His refreshingly catholic taste is one reason Levin Becker is able to tug at threads some writers miss. There’s a generous helping of early-1980s party hip-hop, for example, which is usually skimmed over in any overview as a sort of prehistory. A chapter about the early rap rivalry known as the Roxanne Wars, in which a bunch of otherwise unconnected rappers constructed the life of a fictional girl named Roxanne through a series of “answer songs,” is a high point. As Levin Becker notes, there were no real-life stakes involved; it was purely for the fun of it.

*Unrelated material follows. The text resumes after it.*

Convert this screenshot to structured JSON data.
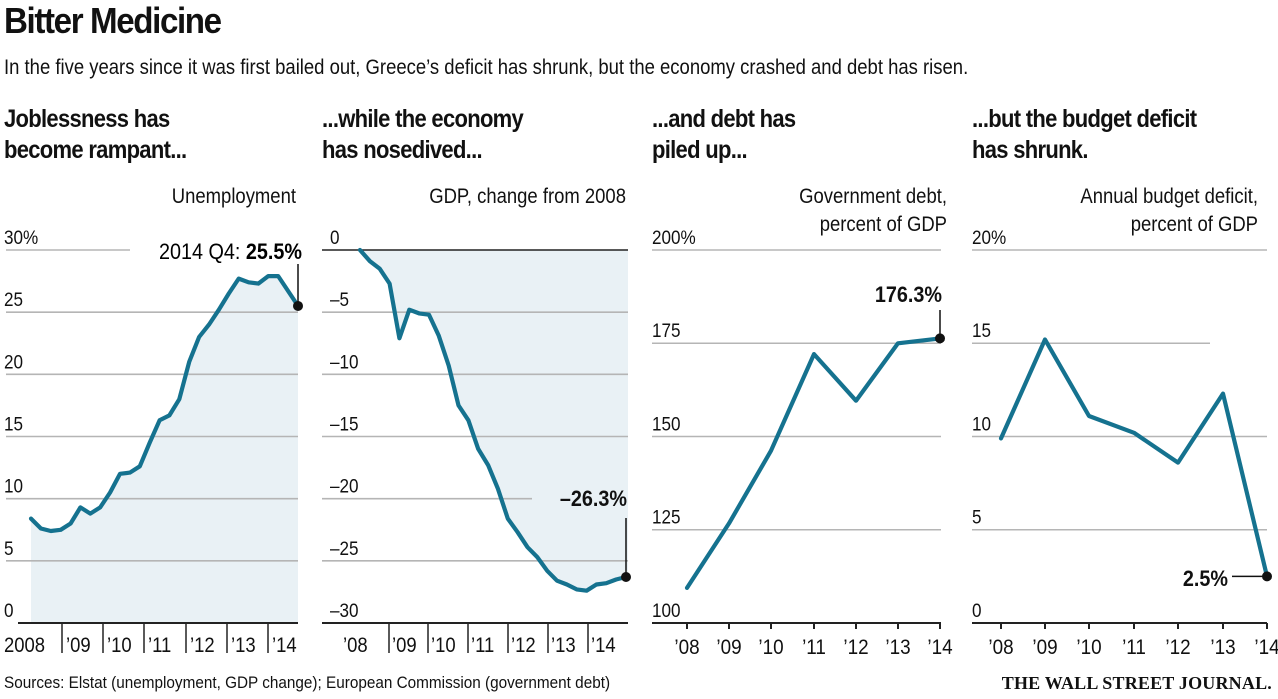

As with any study of a vernacular art, things occasionally get goofy. This is a book that will quote a brain-dead line like “wax you, no candle” as an example of “a whiplash paraprosdokian effect conjured by no more than a monosyllabic flick of the wrist.” But more often than not, he’s playful, brainy fun on the glorious violence that rappers visit upon sound, sense and syntax. Even the most rudimentary language games and simplistic punch lines yield insights. There’s an entire chapter, for instance, on the phenomenon of “hashtag rap,” in which a rapper connects two ideas with a brief pause instead of a “like” or an “as” (“Come and find me — Nemo”), as if the latter thought were a social media hashtag.
He’s also piercingly smart about his place as a white observer in a Black art form. Whiteness, as a lens, always carries hints of colonizing and predation, and Levin Becker acknowledges the warping effect that millions of listeners like him exert on the art. They — the suburbanite eavesdroppers, the culture consumers investing dollars — are characters in some of these songs (“No record till whitey pay me,” Pimp C brayed on Jay-Z’s 2000 megahit “Big Pimpin’”), and Levin Becker is able to recognize himself in the language without tying himself in knots or turning the focus away from the artists he discusses.
What shines through, after nearly 300 occasionally dizzying pages, is the purity and intensity of Levin Becker’s devotion. Hip-hop, Levin Becker claims, is “the thing that makes me most consistently proud to be American: our best export, the purest contribution we’ve made to the world in my lifetime.” No matter what kind of rap listener you are — whether you have multiple pet theories about the slang word “tilapia” or whether your encounters are limited to hearing “In Da Club” play in an Uber — “What’s Good” will stir you into believing Levin Becker when he concludes, near the end of the book, that rap language is “as close as I know, in its pluralism and diversity and inclusiveness, to an actual working model of the American democratic experiment.”